Я в тот день нарядилась как дура, то есть не нарядилась вовсе и даже не сделала прически. Сидела как серенькая мышка, едва не прибитая мышеловкой, и помалкивала, мечтая только об одном – чтобы все это скорее кончилось и мне позволили уйти из ужасного ресторана, где официанты, будучи, вероятно, гораздо более состоятельными людьми, чем мы с мамой, высокомерно подходили ко мне и предельно фальшиво, но изо всех сил выражая любезность, коротко интересовались, почему я ничего не ем из того, что мне приносят, предлагали заменить блюдо, если что-то не так, потом подогреть, потом предлагали какой-то особенный десерт… Я в основном стараюсь ко всем относиться хорошо, но здесь почему-то я рассердилась. Так они были некстати со своими вопросами, с таким деланным огорчением, что я стала ненавистницей всех болтливых официантов. Я вообще старалась на них не смотреть, а полные язвительной учтивости вопросы пыталась игнорировать, если такая возможность представлялась, или отвечать на них вежливо, спокойным тоном, но строго и односложно.

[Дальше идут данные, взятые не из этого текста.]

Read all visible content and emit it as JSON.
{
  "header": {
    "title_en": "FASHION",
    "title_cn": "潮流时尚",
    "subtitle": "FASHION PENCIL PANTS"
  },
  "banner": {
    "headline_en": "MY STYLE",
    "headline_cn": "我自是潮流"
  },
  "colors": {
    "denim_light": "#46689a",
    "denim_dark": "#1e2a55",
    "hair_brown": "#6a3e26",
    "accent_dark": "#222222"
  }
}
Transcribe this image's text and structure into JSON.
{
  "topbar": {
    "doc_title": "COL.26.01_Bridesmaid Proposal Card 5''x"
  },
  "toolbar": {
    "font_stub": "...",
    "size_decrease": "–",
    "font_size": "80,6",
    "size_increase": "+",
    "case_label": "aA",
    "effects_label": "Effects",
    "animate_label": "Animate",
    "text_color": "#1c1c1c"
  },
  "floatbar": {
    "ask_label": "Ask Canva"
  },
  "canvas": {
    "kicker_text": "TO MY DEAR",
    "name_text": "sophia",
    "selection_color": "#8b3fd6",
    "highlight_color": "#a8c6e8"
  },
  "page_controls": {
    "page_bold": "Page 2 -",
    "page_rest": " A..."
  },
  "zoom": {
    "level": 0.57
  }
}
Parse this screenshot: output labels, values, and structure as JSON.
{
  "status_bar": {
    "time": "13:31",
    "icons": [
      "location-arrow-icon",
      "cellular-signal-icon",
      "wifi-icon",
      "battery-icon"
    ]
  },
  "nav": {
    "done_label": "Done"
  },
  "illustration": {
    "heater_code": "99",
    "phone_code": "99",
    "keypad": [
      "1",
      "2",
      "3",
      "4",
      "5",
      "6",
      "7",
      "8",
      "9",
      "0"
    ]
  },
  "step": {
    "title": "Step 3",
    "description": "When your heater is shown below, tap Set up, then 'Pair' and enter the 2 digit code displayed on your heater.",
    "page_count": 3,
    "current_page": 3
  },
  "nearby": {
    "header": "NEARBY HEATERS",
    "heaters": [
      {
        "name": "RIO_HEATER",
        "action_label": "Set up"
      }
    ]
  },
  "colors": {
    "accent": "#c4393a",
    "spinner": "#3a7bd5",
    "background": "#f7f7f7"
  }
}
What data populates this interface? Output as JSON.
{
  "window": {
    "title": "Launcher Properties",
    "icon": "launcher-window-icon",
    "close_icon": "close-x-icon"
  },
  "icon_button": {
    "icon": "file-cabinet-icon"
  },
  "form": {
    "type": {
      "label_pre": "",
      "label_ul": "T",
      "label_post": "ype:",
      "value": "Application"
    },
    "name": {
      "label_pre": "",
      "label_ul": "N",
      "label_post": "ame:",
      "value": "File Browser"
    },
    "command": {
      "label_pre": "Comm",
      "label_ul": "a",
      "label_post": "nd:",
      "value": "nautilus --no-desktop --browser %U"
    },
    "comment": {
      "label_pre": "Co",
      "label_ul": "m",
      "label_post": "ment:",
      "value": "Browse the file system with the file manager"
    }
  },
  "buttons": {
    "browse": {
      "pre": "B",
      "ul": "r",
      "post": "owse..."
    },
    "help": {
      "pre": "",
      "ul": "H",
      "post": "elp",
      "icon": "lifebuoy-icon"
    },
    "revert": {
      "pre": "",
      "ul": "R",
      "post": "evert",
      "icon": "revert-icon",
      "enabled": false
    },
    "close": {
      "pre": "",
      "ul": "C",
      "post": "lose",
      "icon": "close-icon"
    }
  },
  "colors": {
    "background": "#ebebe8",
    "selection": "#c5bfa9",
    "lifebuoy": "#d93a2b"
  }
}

Возможно, я так и просидела бы весь вечер, но зашел разговор о Флобере, а именно о его «Госпоже Бовари», разговор завела мой педагог, а господин Бенаму сказал, что он не в восторге от этого романа и вообще не очень помнит, к своему стыду, о чем он. Нелли Жоресовна перевела свой лукаво-вопросительный взгляд на меня и кивнула мне так поощрительно… Я не смогла сдержаться. Одно время это был мой любимый роман, я ложилась в постель и просыпалась с этой книжкой, когда мне было всего шестнадцать, читала его, конечно, в оригинале. Там столько всего тончайшего, чего и передать-то невозможно современным языком… Про любовь, изломанную такую и несчастную, про надежду, которой долго-долго может жить человек, про душевное страдание, которое сильнее, чем смертельные муки… Я увлеклась и говорила этому Бенаму о своих любимых эпизодах, разъясняла ему, о чем это было сказано, когда он не понимал, и он постепенно увлекся, стал меня слушать, говорил, что теперь обязательно перечитает, а я ему убедительно посоветовала сделать это незамедлительно и храбро заявила, что это счастье – читать пофранцузски такие книги и преступление – лишать их себя. Он потом смеялся и сказал мне, что если смогу полюбить их продукцию так, как я люблю Флобера, то буду звездой коммерции с моей убедительностью, красноречием, темпераментом и восхитительными великосветскими манерами. Я сначала все это приняла за шутку, немного даже обиделась за Флобера, которого этот человек сравнивал с каким-то там товаром. А он, оказывается, не шутил, а пригласил меня приехать к ним во Францию, чтобы я лучше их узнала и полюбила.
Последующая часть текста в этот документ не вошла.